Un ritardo che ha finito col compromettere l’esito dell’intera operazione. “Già al 12 settembre, dunque – prosegue la nota – non vi erano elementi concreti sufficienti a proseguire nel negoziato con prospettive realistiche. Proprio per evitare di trascinare inutilmente la trattativa Coop Adriatica e Coop Consumatori Nordest hanno ritenuto responsabilmente di non poterne accettare una ulteriore proroga. Tra marzo e settembre Coop Adriatica e Coop Consumatori Nordest hanno profuso il massimo impegno per arrivare a un accordo in tempo utile, accettando anche di prendere in considerazione configurazioni dell’operazione che comportavano l’assunzione di notevoli rischi imprenditoriali e di un importante sforzo finanziario, con l’obiettivo di salvaguardare un’importante impresa del territorio e dunque molti posti di lavoro, la rete dell’indotto e dei fornitori. Purtroppo, sono venuti invece a mancare i presupposti minimi di fattibilità per una possibile acquisizione”.
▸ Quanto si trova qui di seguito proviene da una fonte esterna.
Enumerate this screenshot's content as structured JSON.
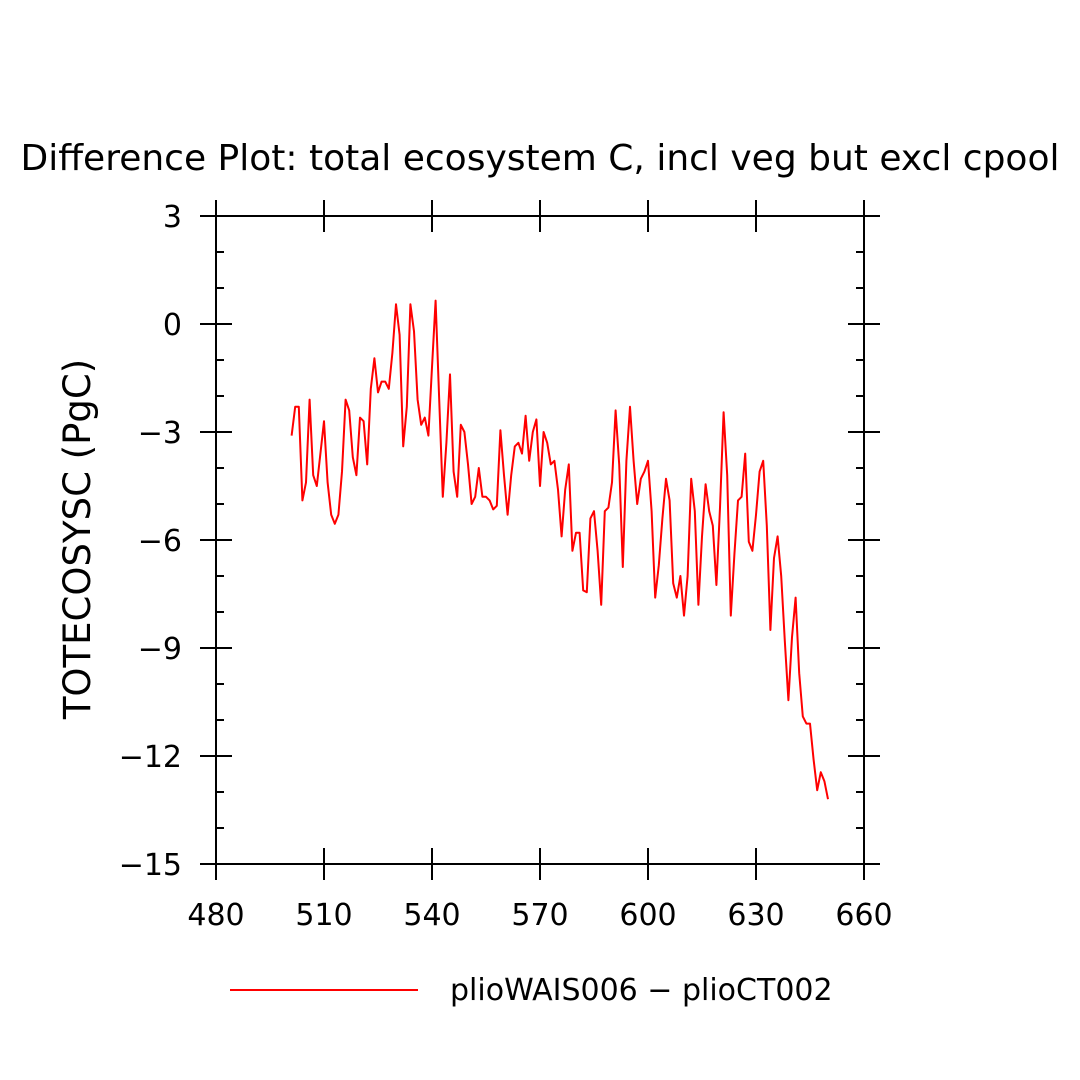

Intanto, gli scaffali vuoti, le vendite in picchiata e un accumulo di debiti che oggi sfiora i 150 milioni di euro aumentano le preoccupazioni di dipendenti e sindacati. “Il tempo passa e i progressi fatti sono molto pochi – spiega Rosario Nicolosi, sindacalista della Uiltucs -, da sei mesi aspettiamo risposte certe da parte dei manager della nostra azienda. Finora ci sono stati solo accordi verbali e niente di scritto”. “Si sono stabiliti degli incontri con i prefetti delle singole province coinvolte”, spiega Mimma Calabrò (nella foto) segretario di Fisascat Cisl. Che, in merito alla possibile chiusura delle aziende in zone sensibili, come quella di Termini Imerese, afferma: “ I lavoratori di Termini sono già in un territorio disastrato e bisogna fare un ragionamento più specifico per questi 13 lavoratori. Il nostro obbiettivo rimane sempre quello di difendere tutti i livelli occupazionali”.